Your 30 June checklist...

Boost Your Super Before 30 June: What You Need to Know

With the financial year drawing to a close, there’s still time to consider ways to grow your superannuation balance. Even a small contribution before 30 June can significantly enhance your retirement savings over time, thanks to the power of compounding.

Here are five key strategies to consider—subject to eligibility and contribution limits:

1. Concessional (Before-Tax) Contributions
You can contribute up to $30,000 in concessional (pre-tax) contributions per financial year. This includes your employer’s Superannuation Guarantee contributions and any voluntary pre-tax contributions you make.

These contributions are taxed at 15%, potentially lower than your marginal tax rate. If you haven’t reached the cap, consider contributing more via salary sacrifice or direct deposit (using after-tax income and then claiming a tax deduction). To claim a deduction, submit a notice to your super fund and receive acknowledgment before lodging your tax return.

Be aware of fund processing cut-offs—many super funds set a deadline in mid-June. Exceeding the $30,000 cap may result in additional tax, so be sure to tally all contributions, including those from your employer.

2. Carry-Forward (Catch-Up) Contributions
If your super balance was under $500,000 on 30 June of the previous year and you haven’t fully used your concessional cap in past years, you may carry forward unused amounts for up to five years. For instance, if you contributed $15,000 in 2019–20 (when the cap was $25,000), you could carry forward the $10,000 unused portion and contribute up to $40,000 this year.

Check your carry-forward balance through the ATO’s online services via myGov.

3. Non-Concessional (After-Tax) Contributions
These contributions are made from after-tax income and are not tax-deductible. The current cap is $120,000 per year. However, under the “three-year bring-forward rule,” you may contribute up to $360,000 in one year and forgo further non-concessional contributions for the next two years.

If contributing more than $360,000, consider maximizing your $120,000 cap before 30 June, then using the bring-forward rule from 1 July to contribute more. Seek advice, as rules vary depending on your circumstances.

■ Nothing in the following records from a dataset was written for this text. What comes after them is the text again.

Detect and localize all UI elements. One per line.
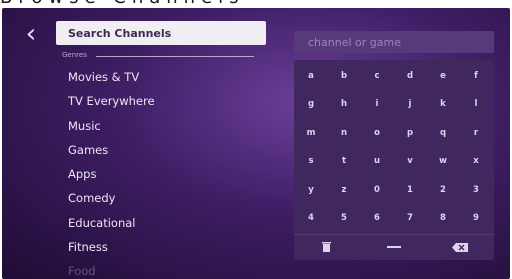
clipped-header: Browse Channels	[0, 0, 512, 8]
trash-icon[interactable]	[308, 236, 344, 258]
key[interactable]: t	[329, 149, 359, 172]
key[interactable]: n	[329, 121, 359, 144]
keyboard-divider	[294, 234, 494, 235]
key[interactable]: 6	[362, 206, 392, 229]
key[interactable]: a	[296, 64, 326, 87]
key[interactable]: x	[461, 149, 491, 172]
genres-divider	[96, 56, 254, 57]
key[interactable]: s	[296, 149, 326, 172]
genre-tv-everywhere[interactable]: TV Everywhere	[68, 94, 155, 108]
key[interactable]: w	[428, 149, 458, 172]
key[interactable]: 7	[395, 206, 425, 229]
key[interactable]: v	[395, 149, 425, 172]
genres-header: Genres	[62, 51, 262, 65]
key[interactable]: 5	[329, 206, 359, 229]
key[interactable]: 1	[395, 178, 425, 201]
key[interactable]: d	[395, 64, 425, 87]
key[interactable]: p	[395, 121, 425, 144]
search-channels-button[interactable]: Search Channels	[56, 21, 266, 45]
back-chevron-icon[interactable]: ‹	[22, 21, 40, 47]
key[interactable]: h	[329, 92, 359, 115]
key[interactable]: 4	[296, 206, 326, 229]
key[interactable]: z	[329, 178, 359, 201]
search-input[interactable]: channel or game	[294, 31, 494, 53]
genre-educational[interactable]: Educational	[68, 216, 136, 230]
key[interactable]: j	[395, 92, 425, 115]
key[interactable]: b	[329, 64, 359, 87]
backspace-icon-graphic	[452, 242, 468, 252]
genre-food[interactable]: Food	[68, 264, 96, 278]
key[interactable]: q	[428, 121, 458, 144]
key[interactable]: 2	[428, 178, 458, 201]
key[interactable]: 3	[461, 178, 491, 201]
roku-search-screen: ‹ Search Channels Genres Movies & TV TV …	[2, 8, 510, 279]
space-icon[interactable]	[374, 236, 414, 258]
key[interactable]: c	[362, 64, 392, 87]
on-screen-keyboard: a b c d e f g h i j k l m n o p q r s t …	[294, 60, 494, 260]
header-text: Browse Channels	[0, 0, 245, 8]
genre-games[interactable]: Games	[68, 143, 108, 157]
genre-music[interactable]: Music	[68, 119, 101, 133]
key[interactable]: i	[362, 92, 392, 115]
space-icon-graphic	[387, 246, 401, 248]
key[interactable]: g	[296, 92, 326, 115]
key[interactable]: m	[296, 121, 326, 144]
genre-apps[interactable]: Apps	[68, 167, 96, 181]
key[interactable]: u	[362, 149, 392, 172]
genre-movies-tv[interactable]: Movies & TV	[68, 70, 139, 84]
key[interactable]: 0	[362, 178, 392, 201]
genre-comedy[interactable]: Comedy	[68, 191, 115, 205]
key[interactable]: 8	[428, 206, 458, 229]
key[interactable]: l	[461, 92, 491, 115]
key[interactable]: o	[362, 121, 392, 144]
backspace-icon[interactable]	[440, 236, 480, 258]
key[interactable]: y	[296, 178, 326, 201]
genre-fitness[interactable]: Fitness	[68, 240, 108, 254]
key[interactable]: 9	[461, 206, 491, 229]
key[interactable]: e	[428, 64, 458, 87]
key[interactable]: f	[461, 64, 491, 87]
genres-label: Genres	[62, 51, 87, 59]
trash-icon-graphic	[321, 242, 331, 252]
key[interactable]: r	[461, 121, 491, 144]
key[interactable]: k	[428, 92, 458, 115]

4. Home Downsizer Contributions
If you’re 55 or older, you may contribute up to $300,000 from the sale of your principal residence—$600,000 for couples—into your super, outside of the regular contribution caps. Your home must have been owned for at least 10 years and must meet ATO criteria (not a caravan or houseboat). The contribution must be made within 90 days of settlement, though extensions may apply.

5. Spouse Contributions
You can either:

  • Split your concessional contributions to your spouse’s super after year-end (if they’re under 65 and not retired), or

  • Make a non-concessional contribution directly to their super, possibly qualifying for a tax offset.

Ensure your fund allows contribution splitting and refer to ATO guidelines for forms and eligibility.

Consider Professional Advice
Superannuation rules are complex, with age-based and contribution-specific caps. Exceeding limits can result in tax penalties. A licensed financial adviser can help tailor the best strategy for your goals.